Wednesday, March 21, 2007

Bloor Line, legs crossed and leaning.

Black woman, late teens, wearing a brown coat and brown knit cap, hood high against her neck, tied in place with a long scarf.

Vanity Fair, William Thackeray (Premier Classics)

Page 175:

How many a thing had she said, and got no echo from him. How many suspicions of selfishness and indifference had she to ecounter and obstinately overcome?

Had it been a play the lights would come up now, she thought. Two figures stand facing each other on the stage, hands by their sides, shoulders forward, hips locked, legs braced. Anger. Frustration. Passion. The audience doesn't know. A minute or two and their resolve remains even as their bodies begin to sway.
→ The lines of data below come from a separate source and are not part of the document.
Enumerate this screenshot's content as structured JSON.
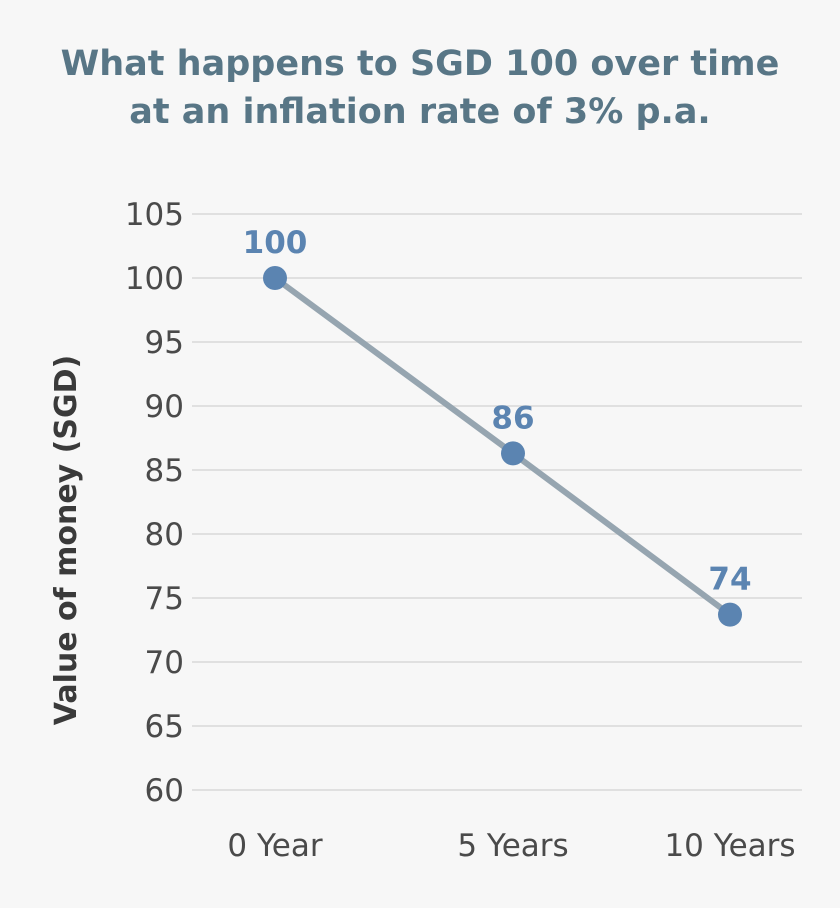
{
  "chart_data": {
    "type": "line",
    "title_lines": [
      "What happens to SGD 100 over time",
      "at an inflation rate of 3% p.a."
    ],
    "xlabel": "",
    "ylabel": "Value of money (SGD)",
    "categories": [
      "0 Year",
      "5 Years",
      "10 Years"
    ],
    "values": [
      100,
      86.3,
      73.7
    ],
    "data_labels": [
      "100",
      "86",
      "74"
    ],
    "ylim": [
      60,
      105
    ],
    "y_ticks": [
      60,
      65,
      70,
      75,
      80,
      85,
      90,
      95,
      100,
      105
    ],
    "grid": true,
    "legend": "none"
  },
  "colors": {
    "title": "#587686",
    "line": "#96a5b0",
    "marker": "#5b84b1",
    "data_label": "#5b84b1",
    "grid": "#d9d9d9",
    "tick": "#4a4a4a"
  }
}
Finally, they push off their heels, bounding toward one another, stopping shoulder to shoulder, clasping an arm about the other's waist until they are a figure eight. This might be the first time the audience notices that they aren't wearing shoes, that they're both in tank tops and loose fitting pants. They twist slowly, circling at the waist, once, twice, and then she's on his back, a leg slung over to slide on top, easy, effortless. She holds her forearm against his throat, her back arched, her other arm pumped high like she's mastered the bull. He bucks, turning to catch her before she hits the ground, propelling her through his legs back across the stage to where she first stood. She stands. He faces her. Their hands are by their sides, shoulders forward, hips locked, legs braced. The door bell rings. They straighten, wipe their laps and approach one another, tending stray hairs, lopsided straps, a sweaty brow, then head to the door where another couple stands with the offer of a casserole.